Nancy Stack President, Cystinosis Research Foundation Patient Advocate Nancy Stack is founder and president of the Cystinosis Research Foundation, which supports medical research including stem cell research seeking a cure for the rare disease cystinosis. The Foundation has funded over 238 research studies and fellowships, one of which led to the to the first stem cell and gene therapy clinical trial for cystinosis in the United States.		Rodica Stan, PhD Senior Scientific Project Manager, Therapeutic Development Branch, Division of Preclinical Innovation, NCATS NIH Rodica Stan is a Senior Scientific Project Manager within NCATS’ Division of Preclinical Innovation where she manages translational projects focused on gene therapy and small-molecule projects for rare and ultra-rare diseases.  She helps steward Investigational New Drug–enabling studies by supporting teams of NIH internal and external collaborators, contract research organizations, and NCATS scientists and administrative personnel.		Lisa Kadyk, PhD Associate Director of Therapeutics Development California Institute for Regenerative Medicine Lisa Kadyk is Associate Director of Therapeutics Development at CIRM, where she is responsible for managing a diverse portfolio of translational, IND-enabling, and clinical trial stage awards, as well as contributing to strategic planning within CIRM. Previously, Lisa worked over twelve years in biotech, at Exelixis, Inc. and Axys Pharmaceuticals, primarily in target discovery and validation and alliance management.
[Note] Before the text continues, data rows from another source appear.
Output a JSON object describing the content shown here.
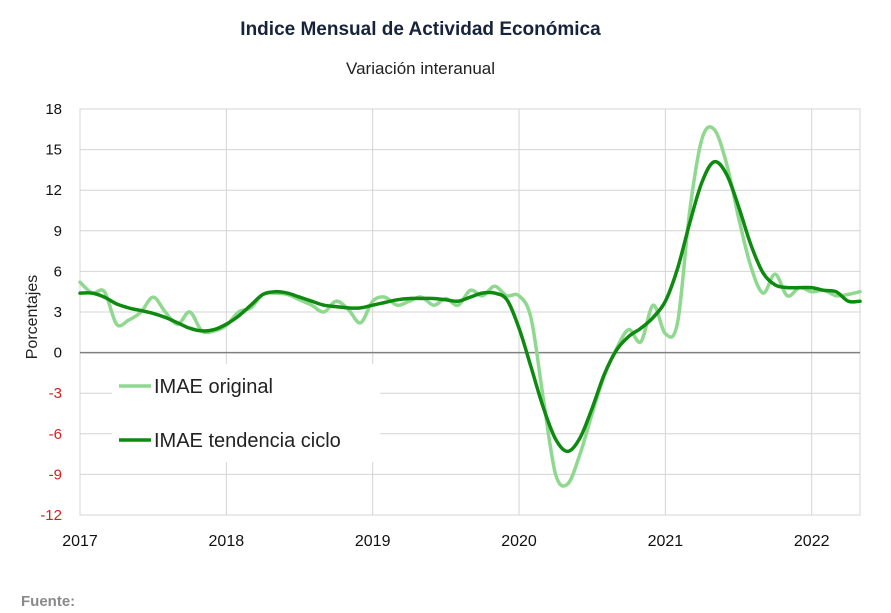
{
  "title": "Indice Mensual de  Actividad Económica",
  "subtitle": "Variación interanual",
  "footer": "Fuente:",
  "colors": {
    "original": "#8fd88f",
    "trend": "#0f8a10",
    "negative_tick": "#d21f1f",
    "positive_tick": "#111111",
    "grid": "#d4d4d4",
    "zero_line": "#7f7f7f"
  },
  "chart_data": {
    "type": "line",
    "title": "Indice Mensual de  Actividad Económica",
    "subtitle": "Variación interanual",
    "xlabel": "",
    "ylabel": "Porcentajes",
    "ylim": [
      -12,
      18
    ],
    "yticks": [
      18,
      15,
      12,
      9,
      6,
      3,
      0,
      -3,
      -6,
      -9,
      -12
    ],
    "ytick_labels": [
      "18",
      "15",
      "12",
      "9",
      "6",
      "3",
      "0",
      "-3",
      "-6",
      "-9",
      "-12"
    ],
    "xlim": [
      2017,
      2022.33
    ],
    "xticks": [
      2017,
      2018,
      2019,
      2020,
      2021,
      2022
    ],
    "xtick_labels": [
      "2017",
      "2018",
      "2019",
      "2020",
      "2021",
      "2022"
    ],
    "grid": true,
    "legend_position": "lower-left",
    "series": [
      {
        "name": "IMAE original",
        "color": "#8fd88f",
        "x": [
          2017.0,
          2017.083,
          2017.167,
          2017.25,
          2017.333,
          2017.417,
          2017.5,
          2017.583,
          2017.667,
          2017.75,
          2017.833,
          2017.917,
          2018.0,
          2018.083,
          2018.167,
          2018.25,
          2018.333,
          2018.417,
          2018.5,
          2018.583,
          2018.667,
          2018.75,
          2018.833,
          2018.917,
          2019.0,
          2019.083,
          2019.167,
          2019.25,
          2019.333,
          2019.417,
          2019.5,
          2019.583,
          2019.667,
          2019.75,
          2019.833,
          2019.917,
          2020.0,
          2020.083,
          2020.167,
          2020.25,
          2020.333,
          2020.417,
          2020.5,
          2020.583,
          2020.667,
          2020.75,
          2020.833,
          2020.917,
          2021.0,
          2021.083,
          2021.167,
          2021.25,
          2021.333,
          2021.417,
          2021.5,
          2021.583,
          2021.667,
          2021.75,
          2021.833,
          2021.917,
          2022.0,
          2022.083,
          2022.167,
          2022.25,
          2022.33
        ],
        "values": [
          5.2,
          4.4,
          4.5,
          2.1,
          2.4,
          3.0,
          4.1,
          3.0,
          2.1,
          3.0,
          1.6,
          1.6,
          2.0,
          3.0,
          3.3,
          4.3,
          4.4,
          4.3,
          3.9,
          3.5,
          3.0,
          3.8,
          3.2,
          2.2,
          3.8,
          4.1,
          3.5,
          3.8,
          4.1,
          3.5,
          4.0,
          3.5,
          4.6,
          4.2,
          4.9,
          4.2,
          4.2,
          2.5,
          -3.5,
          -9.0,
          -9.7,
          -7.5,
          -4.5,
          -1.7,
          0.3,
          1.7,
          0.8,
          3.5,
          1.4,
          2.2,
          10.5,
          15.8,
          16.5,
          14.0,
          10.0,
          6.4,
          4.4,
          5.8,
          4.2,
          4.8,
          4.5,
          4.6,
          4.2,
          4.3,
          4.5
        ]
      },
      {
        "name": "IMAE tendencia ciclo",
        "color": "#0f8a10",
        "x": [
          2017.0,
          2017.083,
          2017.167,
          2017.25,
          2017.333,
          2017.417,
          2017.5,
          2017.583,
          2017.667,
          2017.75,
          2017.833,
          2017.917,
          2018.0,
          2018.083,
          2018.167,
          2018.25,
          2018.333,
          2018.417,
          2018.5,
          2018.583,
          2018.667,
          2018.75,
          2018.833,
          2018.917,
          2019.0,
          2019.083,
          2019.167,
          2019.25,
          2019.333,
          2019.417,
          2019.5,
          2019.583,
          2019.667,
          2019.75,
          2019.833,
          2019.917,
          2020.0,
          2020.083,
          2020.167,
          2020.25,
          2020.333,
          2020.417,
          2020.5,
          2020.583,
          2020.667,
          2020.75,
          2020.833,
          2020.917,
          2021.0,
          2021.083,
          2021.167,
          2021.25,
          2021.333,
          2021.417,
          2021.5,
          2021.583,
          2021.667,
          2021.75,
          2021.833,
          2021.917,
          2022.0,
          2022.083,
          2022.167,
          2022.25,
          2022.33
        ],
        "values": [
          4.4,
          4.4,
          4.1,
          3.6,
          3.3,
          3.1,
          2.9,
          2.6,
          2.2,
          1.8,
          1.6,
          1.7,
          2.1,
          2.7,
          3.5,
          4.3,
          4.5,
          4.4,
          4.1,
          3.8,
          3.5,
          3.4,
          3.3,
          3.3,
          3.5,
          3.7,
          3.9,
          4.0,
          4.0,
          4.0,
          3.9,
          3.8,
          4.1,
          4.4,
          4.4,
          3.9,
          1.8,
          -1.1,
          -4.1,
          -6.4,
          -7.3,
          -6.3,
          -4.1,
          -1.6,
          0.2,
          1.2,
          1.8,
          2.6,
          3.8,
          6.2,
          9.6,
          12.6,
          14.1,
          13.2,
          10.8,
          8.0,
          5.9,
          5.0,
          4.8,
          4.8,
          4.8,
          4.6,
          4.5,
          3.8,
          3.8
        ]
      }
    ]
  }
}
Lisa earned a Ph.D. in Genetics from the University of Washington in the lab of Dr. Lee Hartwell and did postdoctoral training at the University of Wisconsin with Dr. Judith Kimble.
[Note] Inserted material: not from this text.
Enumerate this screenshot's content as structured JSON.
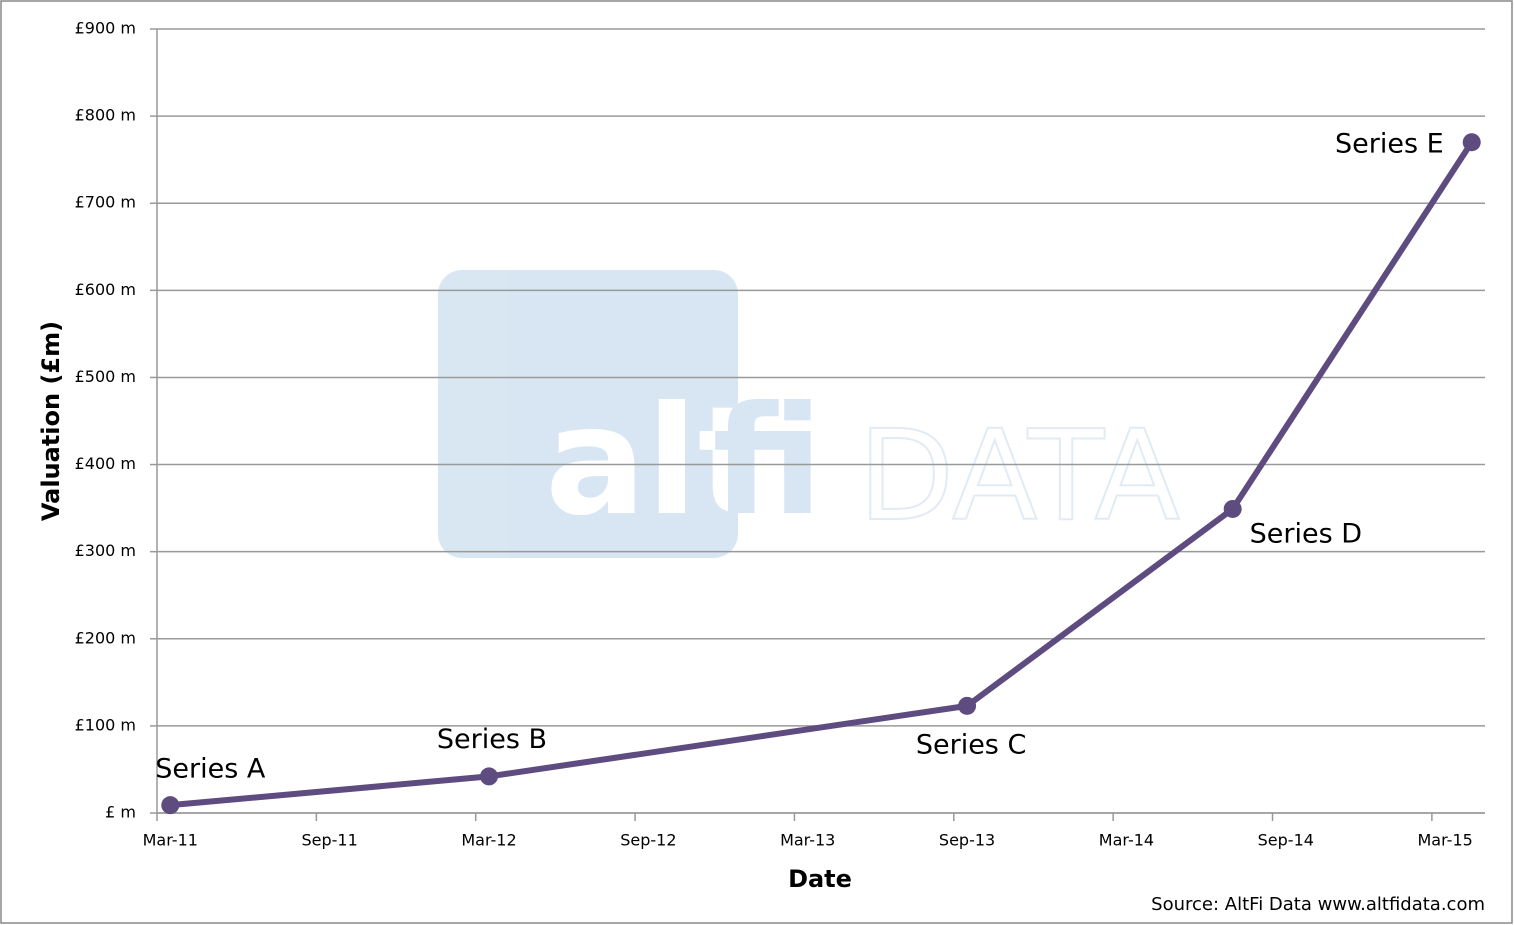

Nicole Coufal, MD, PhD Associate Professor, Pediatrics UC San Diego Nicole Coufal is Associate Professor in the Department of Pediatrics at UC San Diego. She is a physician scientist who cares for critically ill children in the pediatric ICU and her research aims to understand the role of microglia in neurodevelopment and their contribution to common and rare neurodevelopmental disorders.		Gene Yeo, PhD, MBA Professor, Cell and Molecular Medicine UC San Diego Gene Yeo is an Endowed Chair and Professor of Cellular and Molecular Medicine at UC San Diego, Director of the Center for RNA Technologies and Therapeutics, and Director for the Sanford Stem Cell Institute’s Innovation Center. He is a computational and experimental scientist who studies how RNA processing is regulated by RNA binding proteins in development and disease. Gene has founded and advised several biotech companies.		Holly Kordasiewicz, PhD VP Neurology Research Ionis Pharmaceuticals, Inc. Holly Kordasiewicz is Senior Vice President of Neurology Research at Ionis Pharmaceuticals, a company that specializes in RNA therapeutics. Dr. Kordasiewicz leads a team focused on identifying antisense oligonucleotide therapeutics for currently untreatable neurological diseases, including drugs now in clinical trials for ALS, Alzheimer’s disease, and Parkinson’s disease.